Clearly the reviewers who panned this wonderful film can no longer hear the ringing of the silver bell. I am reminded of the know it all kid in the film when I read these reviews. Some said it was too dark. Too dark? It was set at 5 minuets to midnight.....As I recall its dark then. Another called it ghostly; a condition true of a Christmas Carol, the film is in good company there. While I will admit that the computer motion capture in facial expressions is not as strong as it could be it did not detract from the story. Some reviewers did not like the roller-coaster effects. One even pointed out that trains can not do what this one does.....It's a dream...physics don't count. It is a sad commentary that the meaning of Christmas and belief in it's historically documented magic is so lost on those with access to the press. My review...it's good and it is best if you make up your own mind. I could hear the bell ring and I hope you can too.
I have to say that I adored 'The Polar Express'. It was just the sort of film I needed to truly get me into the Christmas mood. The story revolves around a young boy, who is coming to an age where he is doubting Santa Claus' existence, until the Polar Express- a magical train destined for the North Pole- takes him and a group of other young children on a journey to Santa and to reaffirm their faith in Christmas. I had reservations about the use of CGI animation since I felt it really only worked for stories about cute animals but having seen the film, the CGI was the best way to capture the spirit of the film. It really wouldn't have worked as well in live action, the sense of other-worldly magic would have been lost. And as it was, the artwork was beautiful, especially the snowy mountainous scenery that the train passes through. This film took me back to my childhood and that tingly-feeling every child gets on Christmas Eve in anticipation of Santa's visit. The story was sweet and innocent without being nauseating, and I think every one of us can empathise with the boy who wants to believe in Santa but is growing away from the innocence of early childhood and faith in magic.

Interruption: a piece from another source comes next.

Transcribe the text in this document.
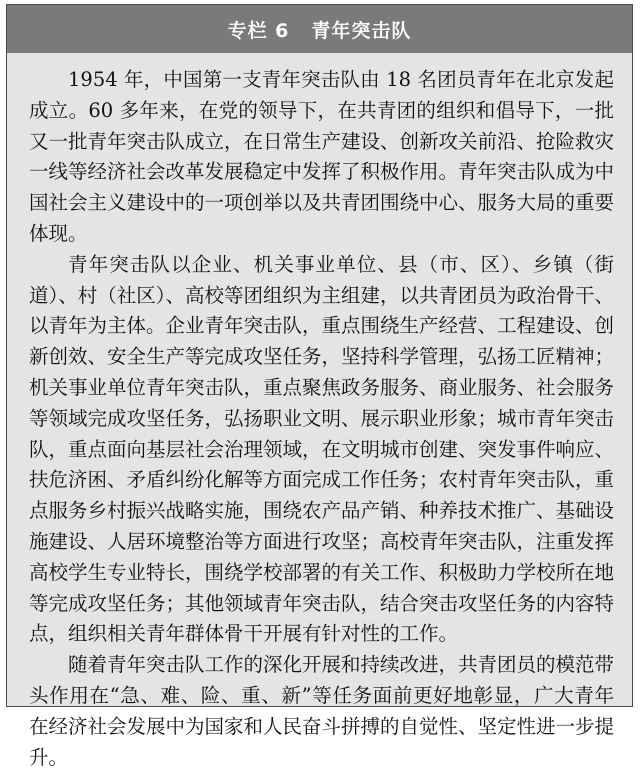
专栏 6 青年突击队

1954 年，中国第一支青年突击队由 18 名团员青年在北京发起成立。60 多年来，在党的领导下，在共青团的组织和倡导下，一批又一批青年突击队成立，在日常生产建设、创新攻关前沿、抢险救灾一线等经济社会改革发展稳定中发挥了积极作用。青年突击队成为中国社会主义建设中的一项创举以及共青团围绕中心、服务大局的重要体现。

青年突击队以企业、机关事业单位、县（市、区）、乡镇（街道）、村（社区）、高校等团组织为主组建，以共青团员为政治骨干、以青年为主体。企业青年突击队，重点围绕生产经营、工程建设、创新创效、安全生产等完成攻坚任务，坚持科学管理，弘扬工匠精神；机关事业单位青年突击队，重点聚焦政务服务、商业服务、社会服务等领域完成攻坚任务，弘扬职业文明、展示职业形象；城市青年突击队，重点面向基层社会治理领域，在文明城市创建、突发事件响应、扶危济困、矛盾纠纷化解等方面完成工作任务；农村青年突击队，重点服务乡村振兴战略实施，围绕农产品产销、种养技术推广、基础设施建设、人居环境整治等方面进行攻坚；高校青年突击队，注重发挥高校学生专业特长，围绕学校部署的有关工作、积极助力学校所在地等完成攻坚任务；其他领域青年突击队，结合突击攻坚任务的内容特点，组织相关青年群体骨干开展有针对性的工作。

随着青年突击队工作的深化开展和持续改进，共青团员的模范带头作用在“急、难、险、重、新”等任务面前更好地彰显，广大青年在经济社会发展中为国家和人民奋斗拼搏的自觉性、坚定性进一步提升。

Much like Raymond Briggs' 'The Snowman', I predict 'The Polar Express' will go down as a Christmas classic. It certainly makes a pleasant change that this year's Christmas film was actually about Christmas and I hope they make the re-release of this film an annual Christmas event.
This film was a glorious explosion of the hope and Wonder that fills the memories of the Christmas of Olde. It was a well-detailed, innovative, thought-provoking piece that reminded me of the magnificence of belief in childhood ideals. The characters were well-fleshed-out and very easy to "know". The animation was amazingly detailed and very life-like. The musical numbers and side pieces (especially on the train roof) brought some very effective morality and life lessons to the superb computer animation, giving it that "touch" of humanity. We all need to hold a piece of the fragile innocence rekindled in this film near to our hearts and spread that unbridled, child-like joy in the simple things in life to remind us of the good we all carry within us.